NASA's deep space explorer Osiris-Rex flew on Monday to within a dozen miles of its destination, a skyscraper-sized asteroid believed to hold organic compounds fundamental to life as well as the potential to collide with Earth in about 150 years.
Launched in September 2016, Osiris-Rex embarked on NASA's unprecedented seven-year mission to conduct a close-up survey of the asteroid Bennu, collect a sample from its surface and return that material to Earth for study.
Bennu, a rocky mass roughly a third of a mile wide and shaped like a giant acorn, orbits the sun at roughly the same distance as Earth and is thought to be rich in carbon-based organic molecules dating back to the earliest days of the solar system. Water, another vital component to the evolution of life, may also be trapped in the asteroid's minerals.
Scientists believe that asteroids and comets crashing into early Earth delivered organic compounds and water that seeded the planet for life, and atomic-level analysis of samples from Bennu could help prove that theory.
But there is another, more existential reason to study Bennu.
Scientists estimate there is a one-in-2,700 chance of the asteroid slamming catastrophically into Earth 166 years from now.

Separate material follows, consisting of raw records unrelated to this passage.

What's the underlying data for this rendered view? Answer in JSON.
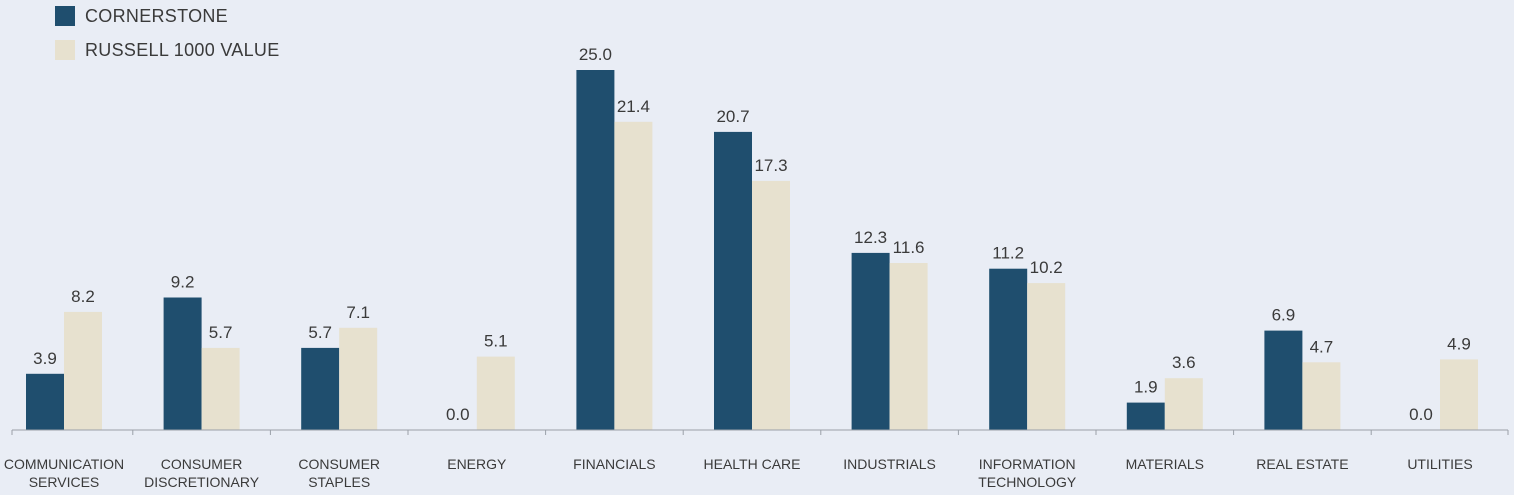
{
  "chart_data": {
    "type": "bar",
    "title": "",
    "xlabel": "",
    "ylabel": "",
    "ylim": [
      0,
      25.0
    ],
    "grid": false,
    "legend_position": "top-left",
    "categories": [
      "COMMUNICATION SERVICES",
      "CONSUMER DISCRETIONARY",
      "CONSUMER STAPLES",
      "ENERGY",
      "FINANCIALS",
      "HEALTH CARE",
      "INDUSTRIALS",
      "INFORMATION TECHNOLOGY",
      "MATERIALS",
      "REAL ESTATE",
      "UTILITIES"
    ],
    "series": [
      {
        "name": "CORNERSTONE",
        "color": "#1f4e6e",
        "values": [
          3.9,
          9.2,
          5.7,
          0.0,
          25.0,
          20.7,
          12.3,
          11.2,
          1.9,
          6.9,
          0.0
        ],
        "labels": [
          "3.9",
          "9.2",
          "5.7",
          "0.0",
          "25.0",
          "20.7",
          "12.3",
          "11.2",
          "1.9",
          "6.9",
          "0.0"
        ]
      },
      {
        "name": "RUSSELL 1000 VALUE",
        "color": "#e7e1cf",
        "values": [
          8.2,
          5.7,
          7.1,
          5.1,
          21.4,
          17.3,
          11.6,
          10.2,
          3.6,
          4.7,
          4.9
        ],
        "labels": [
          "8.2",
          "5.7",
          "7.1",
          "5.1",
          "21.4",
          "17.3",
          "11.6",
          "10.2",
          "3.6",
          "4.7",
          "4.9"
        ]
      }
    ]
  },
  "colors": {
    "background": "#e9edf5",
    "axis": "#9aa0a8",
    "text": "#3a3a3a"
  }
}
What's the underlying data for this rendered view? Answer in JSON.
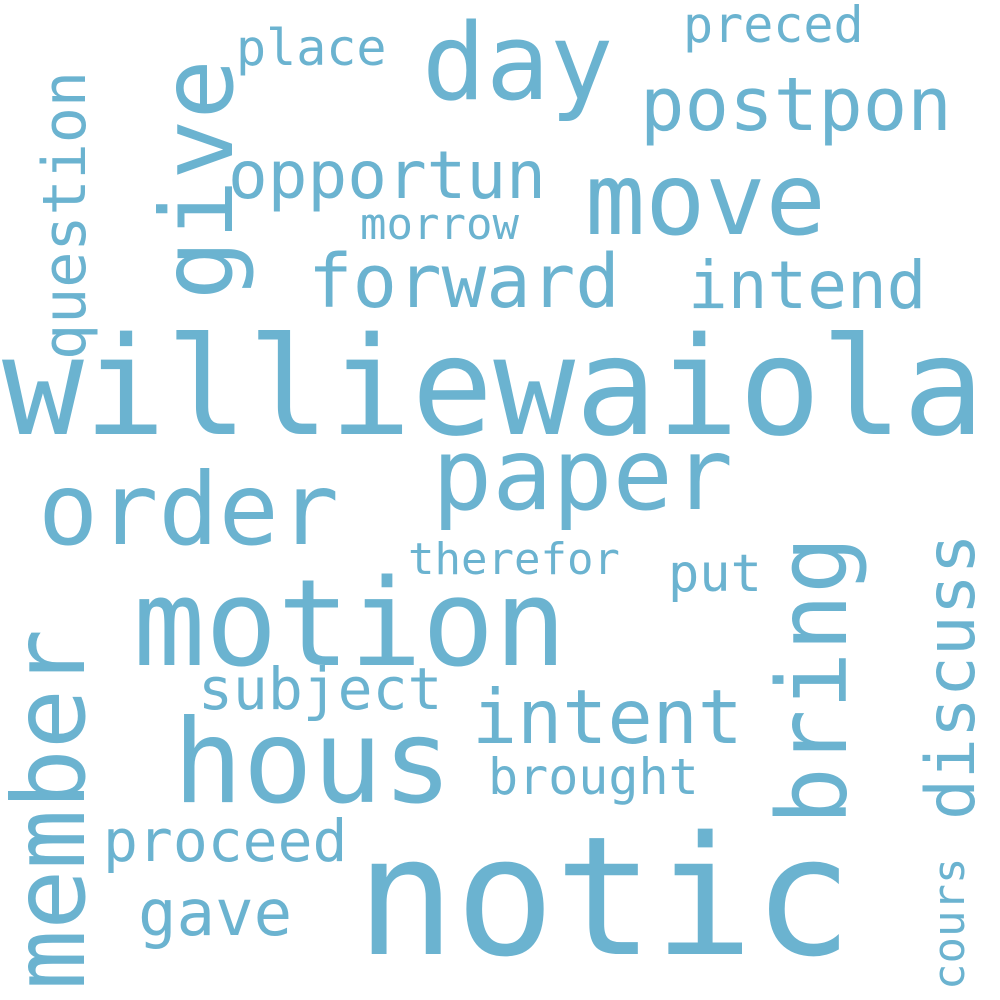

That probability ranks Bennu No 2 on NASA's catalogue of 72 near-Earth objects potentially capable of hitting the planet.
Osiris-Rex will help scientists understand how heat radiated from the sun is gently steering Bennu on an increasingly menacing course through the solar system. That solar energy is believed to be nudging the asteroid ever closer toward Earth's path each time the asteroid makes its closest approach to our planet every six years.
"By the time we collect the sample in 2020 we will have a much better idea of the probability that Bennu would impact Earth in the next 150 years," mission spokeswoman Erin Morton said.
Scientists have estimated that in 2135 Bennu could pass closer to Earth than the moon, which orbits at a distance of about 250,000 miles, and possibly come closer still some time between 2175 and 2195.
Osiris-Rex reached the "preliminary survey" phase of its mission on Monday, soaring to within 12 miles of the asteroid. The spacecraft will pass just 1.2 miles from Bennu in late December, where it will enter the object's gravitational pull.
From that stage, the spacecraft will begin gradually tightening its orbit around the asteroid, spiralling to within just 6 feet of its surface. Osiris-Rex will then extend its robot arm to snatch a sample of Bennu's terrain in a "touch-and-go" maneuver set for July 2020.
Osiris-Rex will later fly back to Earth, jettisoning a capsule bearing the asteroid specimen for a parachute descent in the Utah desert in September 2023.
NASA is developing a strategy for deflecting Bennu, or any other asteroid found to be on a collision course with Earth, by use of a special spacecraft to slam into the object hard enough to nudge it onto a safer path, said Lindley Johnson, a planetary defence officer with NASA's Science Mission Directorate.
"But this is all dependent on the outcome of a very close approach that Bennu has with Earth in September 2135," Johnson said. "We’ll just need to wait and see. Rather, our great-great-grandchildren will need to see."